A) Frequencies of peritoneal B-1a, B-1b, and B-2 cells (n=5-6/group) and splenic marginal zone (n>8/group) B cells in WT, CD22^−/−, and CD22^−/−19^+/− mice. Asterisks indicate significant differences in means (±SEM) between WT and CD22^−/− mice and between WT and CD22^−/−19^+/− mice (* p<0.05). B) BCR-induced [Ca²⁺]_i responses in peritoneal B-1b cells from WT, CD22^−/− and CD22^−/−CD19^+/− mice. F(ab′)₂ goat anti-mouse IgM Ab (5 μg/ml) was added to the cells after 1 min (arrowhead) with relative [Ca²⁺]_i concentrations (indicated by Fluo-3 mean fluorescent intensity) assessed by flow cytometry. Results are representative of those obtained in 3 independent experiments. C) CFSE-labeled peritoneal B-1b cells from WT, CD22^−/−, and CD22^−/−CD19^+/− mice were cultured with 5 μg/ml goat anti-mouse IgM F(ab′)₂ and analyzed for division by flow cytometry at day 4. Results are representative of those obtained in 3 independent experiments. D-E) BCR-induced [Ca²⁺]_i responses in peritoneal B-1a (B220⁺CD5⁺CD11b⁺), B-1b (B220⁺CD11b⁺CD5⁻), and B-2 (B220⁺CD11b⁻CD5⁻) cell subsets (D) and spleen B220⁺ B cells (E) from WT, CD22^−/−, and CD22^−/−CD19^+/− mice. F(ab′)₂ goat anti-mouse IgM Ab (5 μg/ml) was added to the cells after 1 min (arrowhead) with relative [Ca²⁺]_i concentrations (indicated by Fluo-3 mean fluorescent intensity) assessed by flow cytometry. Results are representative of those obtained in 3 or more experiments. F–G) CFSE-labeled CD43^neg spleen B cells from WT, CD22^−/−, and CD22^−/−CD19^+/− mice were cultured with 5 μg/ml goat anti-mouse IgM F(ab′)₂ (F) or LPS (G) and analyzed for division by flow cytometry at day 4. Results are representative of those obtained in 3-4 independent experiments.

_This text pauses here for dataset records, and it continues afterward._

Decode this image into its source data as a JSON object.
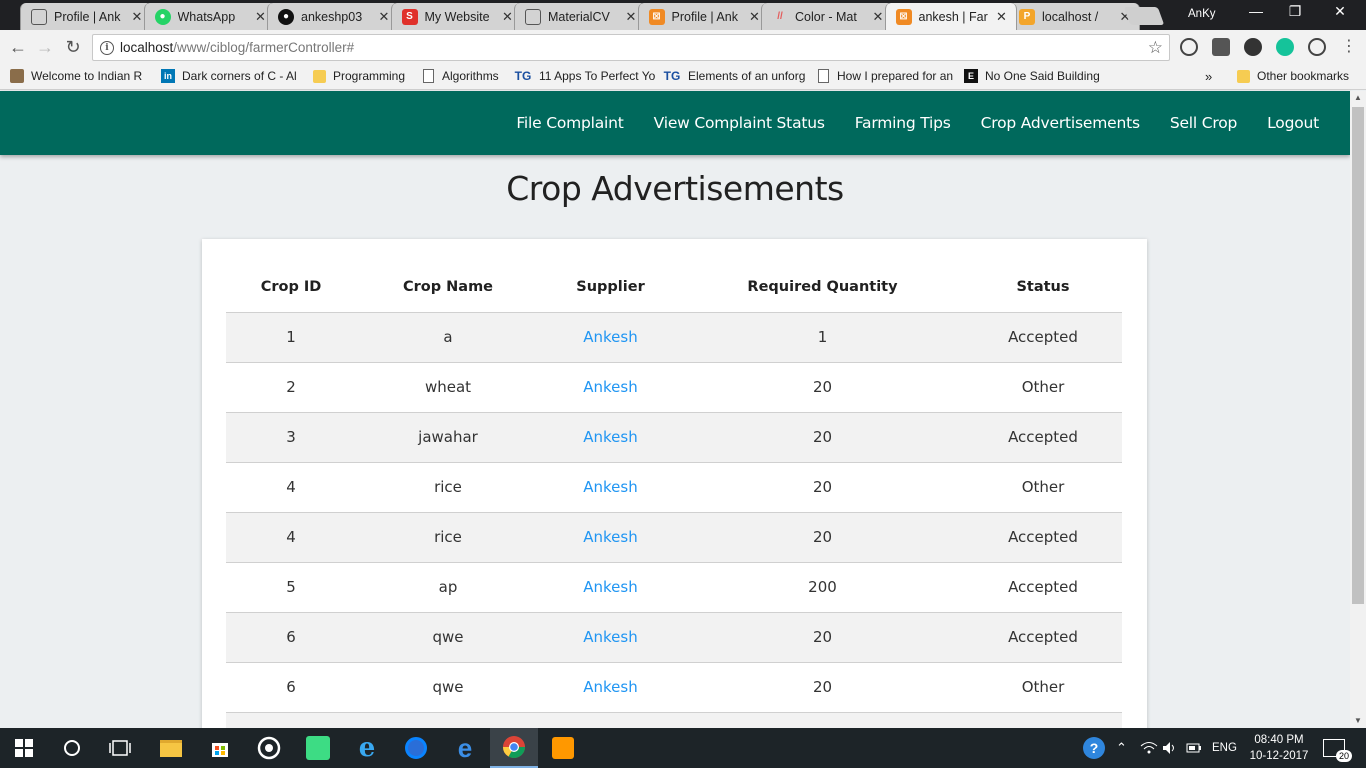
{
  "browser": {
    "tabs": [
      {
        "title": "Profile | Ank",
        "favicon": "document-icon",
        "active": false
      },
      {
        "title": "WhatsApp",
        "favicon": "whatsapp-icon",
        "active": false
      },
      {
        "title": "ankeshp03",
        "favicon": "github-icon",
        "active": false
      },
      {
        "title": "My Website",
        "favicon": "s-logo-icon",
        "active": false
      },
      {
        "title": "MaterialCV",
        "favicon": "document-icon",
        "active": false
      },
      {
        "title": "Profile | Ank",
        "favicon": "xampp-icon",
        "active": false
      },
      {
        "title": "Color - Mat",
        "favicon": "material-icon",
        "active": false
      },
      {
        "title": "ankesh | Far",
        "favicon": "xampp-icon",
        "active": true
      },
      {
        "title": "localhost /",
        "favicon": "phpmyadmin-icon",
        "active": false
      }
    ],
    "tab_close_glyph": "✕",
    "profile_name": "AnKy",
    "url_host": "localhost",
    "url_path": "/www/ciblog/farmerController#",
    "bookmarks": [
      {
        "label": "Welcome to Indian R",
        "icon": "site-icon"
      },
      {
        "label": "Dark corners of C - Al",
        "icon": "linkedin-icon"
      },
      {
        "label": "Programming",
        "icon": "folder-icon"
      },
      {
        "label": "Algorithms",
        "icon": "document-icon"
      },
      {
        "label": "11 Apps To Perfect Yo",
        "icon": "tg-icon"
      },
      {
        "label": "Elements of an unforg",
        "icon": "tg-icon"
      },
      {
        "label": "How I prepared for an",
        "icon": "document-icon"
      },
      {
        "label": "No One Said Building",
        "icon": "e-icon"
      }
    ],
    "bookmarks_overflow": "»",
    "other_bookmarks": "Other bookmarks"
  },
  "app": {
    "nav": [
      {
        "label": "File Complaint"
      },
      {
        "label": "View Complaint Status"
      },
      {
        "label": "Farming Tips"
      },
      {
        "label": "Crop Advertisements"
      },
      {
        "label": "Sell Crop"
      },
      {
        "label": "Logout"
      }
    ],
    "page_title": "Crop Advertisements",
    "colors": {
      "header": "#00695c",
      "link": "#2196f3",
      "background": "#eceff1"
    },
    "table": {
      "headers": [
        "Crop ID",
        "Crop Name",
        "Supplier",
        "Required Quantity",
        "Status"
      ],
      "rows": [
        [
          "1",
          "a",
          "Ankesh",
          "1",
          "Accepted"
        ],
        [
          "2",
          "wheat",
          "Ankesh",
          "20",
          "Other"
        ],
        [
          "3",
          "jawahar",
          "Ankesh",
          "20",
          "Accepted"
        ],
        [
          "4",
          "rice",
          "Ankesh",
          "20",
          "Other"
        ],
        [
          "4",
          "rice",
          "Ankesh",
          "20",
          "Accepted"
        ],
        [
          "5",
          "ap",
          "Ankesh",
          "200",
          "Accepted"
        ],
        [
          "6",
          "qwe",
          "Ankesh",
          "20",
          "Accepted"
        ],
        [
          "6",
          "qwe",
          "Ankesh",
          "20",
          "Other"
        ]
      ]
    }
  },
  "taskbar": {
    "language": "ENG",
    "time": "08:40 PM",
    "date": "10-12-2017",
    "notification_count": "20"
  }
}
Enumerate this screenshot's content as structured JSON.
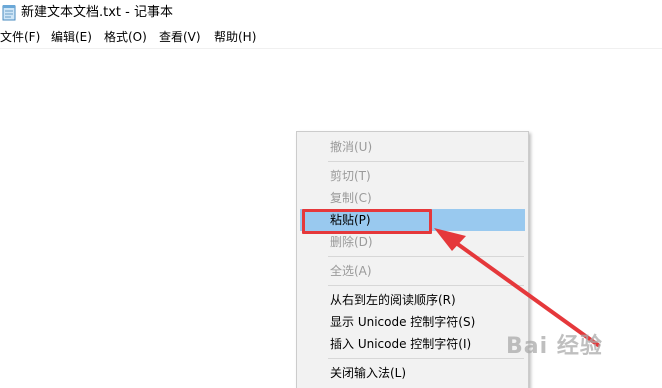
{
  "window": {
    "title": "新建文本文档.txt - 记事本"
  },
  "menubar": [
    {
      "label": "文件(F)"
    },
    {
      "label": "编辑(E)"
    },
    {
      "label": "格式(O)"
    },
    {
      "label": "查看(V)"
    },
    {
      "label": "帮助(H)"
    }
  ],
  "context_menu": {
    "items": [
      {
        "label": "撤消(U)",
        "enabled": false
      },
      {
        "label": "剪切(T)",
        "enabled": false
      },
      {
        "label": "复制(C)",
        "enabled": false
      },
      {
        "label": "粘贴(P)",
        "enabled": true,
        "highlighted": true
      },
      {
        "label": "删除(D)",
        "enabled": false
      },
      {
        "label": "全选(A)",
        "enabled": false
      },
      {
        "label": "从右到左的阅读顺序(R)",
        "enabled": true
      },
      {
        "label": "显示 Unicode 控制字符(S)",
        "enabled": true
      },
      {
        "label": "插入 Unicode 控制字符(I)",
        "enabled": true
      },
      {
        "label": "关闭输入法(L)",
        "enabled": true
      }
    ]
  },
  "annotation": {
    "color": "#e5383b"
  },
  "watermark": {
    "text": "Bai 经验"
  },
  "colors": {
    "highlight": "#99c9ef",
    "disabled_text": "#9a9a9a",
    "menu_bg": "#f2f2f2"
  },
  "icons": {
    "app": "notepad-icon"
  }
}
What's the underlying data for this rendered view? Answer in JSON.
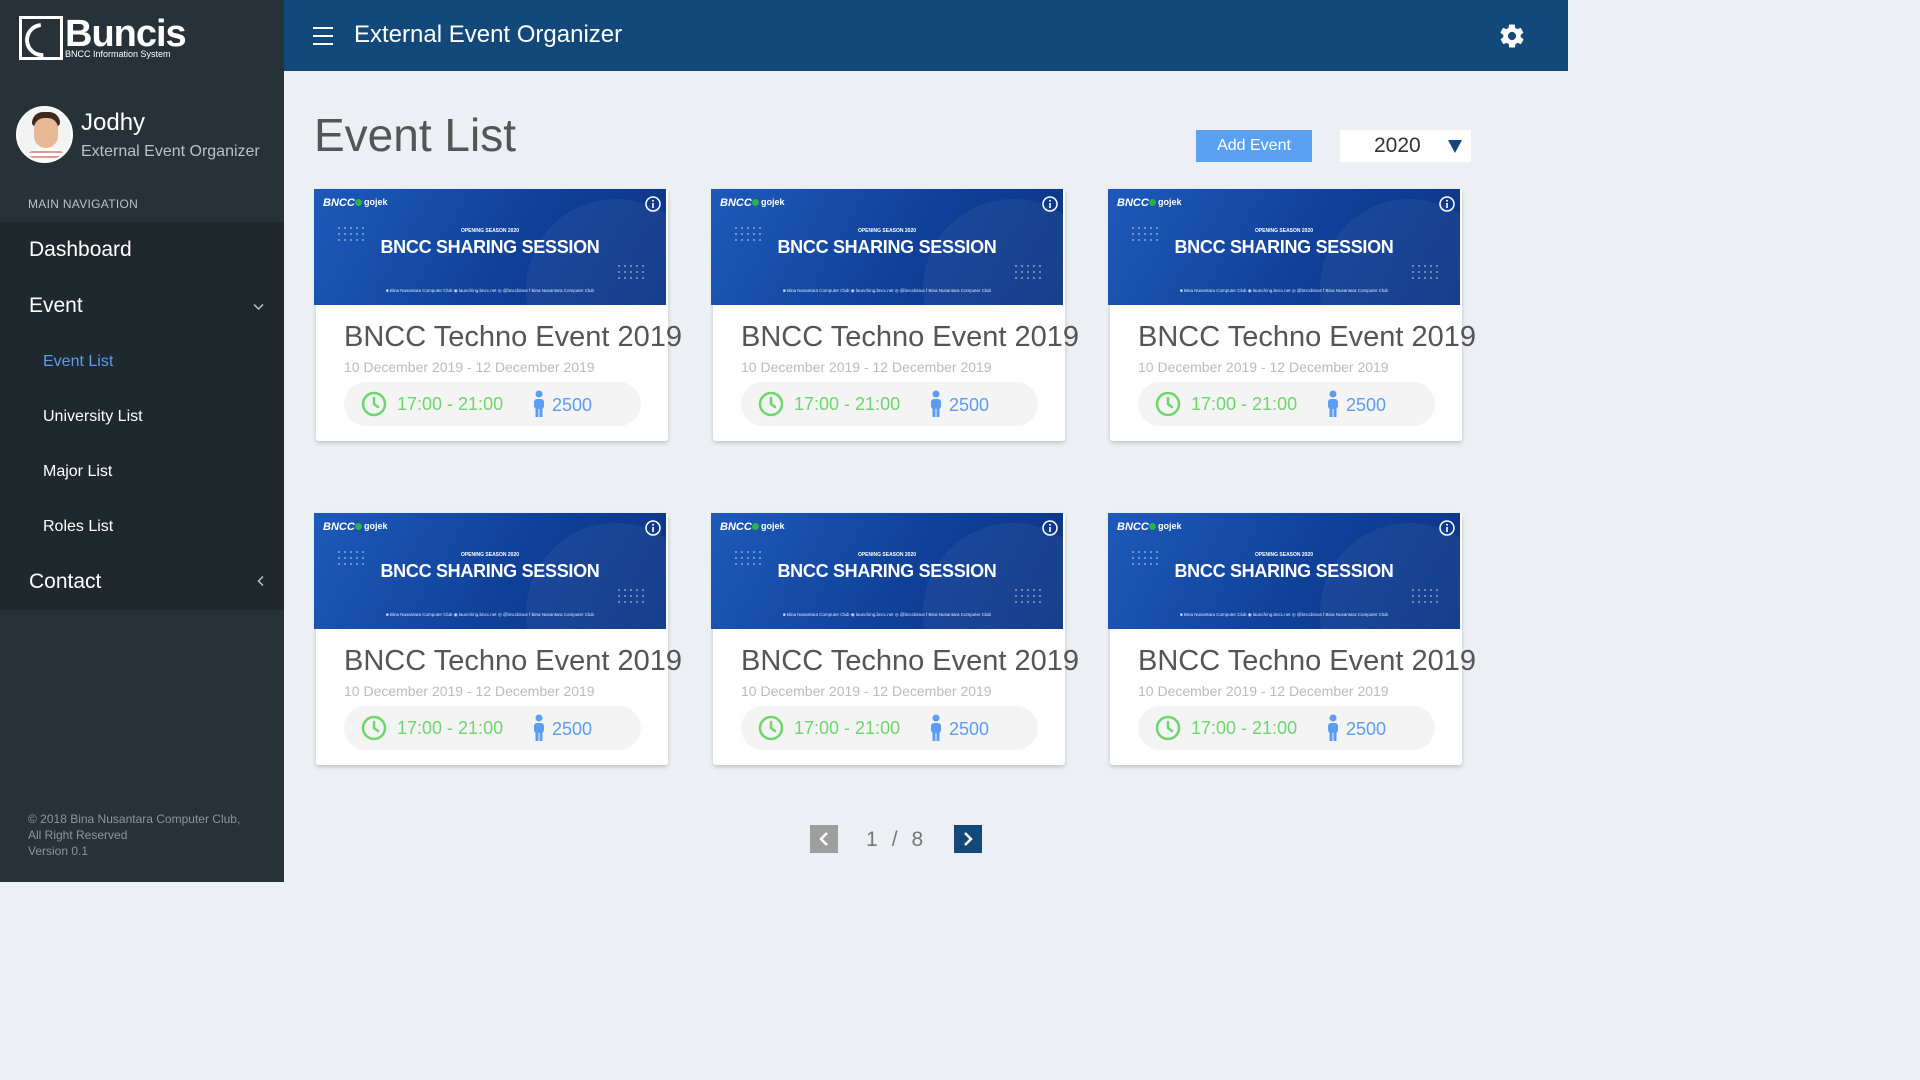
{
  "sidebar": {
    "logo_title": "Buncis",
    "logo_subtitle": "BNCC Information System",
    "user_name": "Jodhy",
    "user_role": "External Event Organizer",
    "nav_header": "MAIN NAVIGATION",
    "items": [
      {
        "label": "Dashboard"
      },
      {
        "label": "Event"
      },
      {
        "label": "Contact"
      }
    ],
    "sub_items": [
      {
        "label": "Event List"
      },
      {
        "label": "University List"
      },
      {
        "label": "Major List"
      },
      {
        "label": "Roles List"
      }
    ],
    "footer_line1": "© 2018 Bina Nusantara Computer Club,",
    "footer_line2": "All Right Reserved",
    "footer_line3": "Version 0.1"
  },
  "header": {
    "title": "External Event Organizer"
  },
  "main": {
    "page_title": "Event List",
    "add_button": "Add Event",
    "year": "2020"
  },
  "banner": {
    "brand": "BNCC",
    "partner": "gojek",
    "season": "OPENING SEASON 2020",
    "headline": "BNCC SHARING SESSION",
    "socials": "■ Bina Nusantara Computer Club   ◉ launching.bncc.net   ◎ @bnccbinus   f Bina Nusantara Computer Club"
  },
  "events": [
    {
      "title": "BNCC Techno Event 2019",
      "date": "10 December 2019 - 12 December 2019",
      "time": "17:00 - 21:00",
      "count": "2500"
    },
    {
      "title": "BNCC Techno Event 2019",
      "date": "10 December 2019 - 12 December 2019",
      "time": "17:00 - 21:00",
      "count": "2500"
    },
    {
      "title": "BNCC Techno Event 2019",
      "date": "10 December 2019 - 12 December 2019",
      "time": "17:00 - 21:00",
      "count": "2500"
    },
    {
      "title": "BNCC Techno Event 2019",
      "date": "10 December 2019 - 12 December 2019",
      "time": "17:00 - 21:00",
      "count": "2500"
    },
    {
      "title": "BNCC Techno Event 2019",
      "date": "10 December 2019 - 12 December 2019",
      "time": "17:00 - 21:00",
      "count": "2500"
    },
    {
      "title": "BNCC Techno Event 2019",
      "date": "10 December 2019 - 12 December 2019",
      "time": "17:00 - 21:00",
      "count": "2500"
    }
  ],
  "pagination": {
    "current": "1",
    "separator": "/",
    "total": "8"
  },
  "colors": {
    "sidebar_bg": "#263238",
    "topbar_bg": "#13497a",
    "accent_blue": "#5aa2f1",
    "time_green": "#6dd66d"
  }
}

Figure 7. Reduction in CD19 expression rescues TI-2 Ag-specific B-1b cell expansion and plasmablast differentiation, reduces Ag-specific B cell apoptosis and restores TI-2 Ab responses CD22^−/− mice

A–C) In vivo activation and expansion of TNP-specific B cells in WT, CD22^−/− and CD22^−/−CD19^+/− mice 5 days following immunization with TNP₅₂-Ficoll. A) Activation of TNP-specific B cells as measured by increased FSC and CD86 expression. Isotype control staining for TNP-specific B cells from immune WT mice is indicated for CD86 staining (dashed line). Dashed horizontal line in the bar graphs indicates naïve baseline values for TNP-specific B cells. Results from 3-4 mice/genotype. B-C) Frequencies and numbers of TNP-specific spleen (B) and peritoneal (C) B-1a, B-1b, and B-2 cells in immune (d5) WT, CD22^−/− and CD22^−/−CD19^+/− mice (n=4-8/group). Populations were identified using the gating strategy shown in Supplemental Fig. 1E. D–E) Frequencies of Annexin V^hi (E) and caspase-3⁺ (E) cells among TNP-specific spleen B cells in WT, CD22^−/− and CD22^−/−CD19^+/− mice 2 days following immunization (n=5-7 mice/group for Annexin V stain and 3-6 mice/group for caspase-3). F) Frequencies and numbers of CD138⁺B220⁺CD11b⁺ splenic TNP-specific B-1 cells 5 days post TNP-Ficoll immunization in WT, CD22^−/− and CD22^−/−CD19^+/− mice. (G) TNP-specific serum IgM, and IgG levels in WT, CD22^−/− and CD22^−/−CD19^+/− mice after immunization with 25 μg TNP₂₂-Ficoll i.p. (n=4/group). Significant differences in mean values (±SEM) are indicated by asterisks; *, p<0.05, In B–F, one-way ANOVA with Tukey’s post-hoc test was used.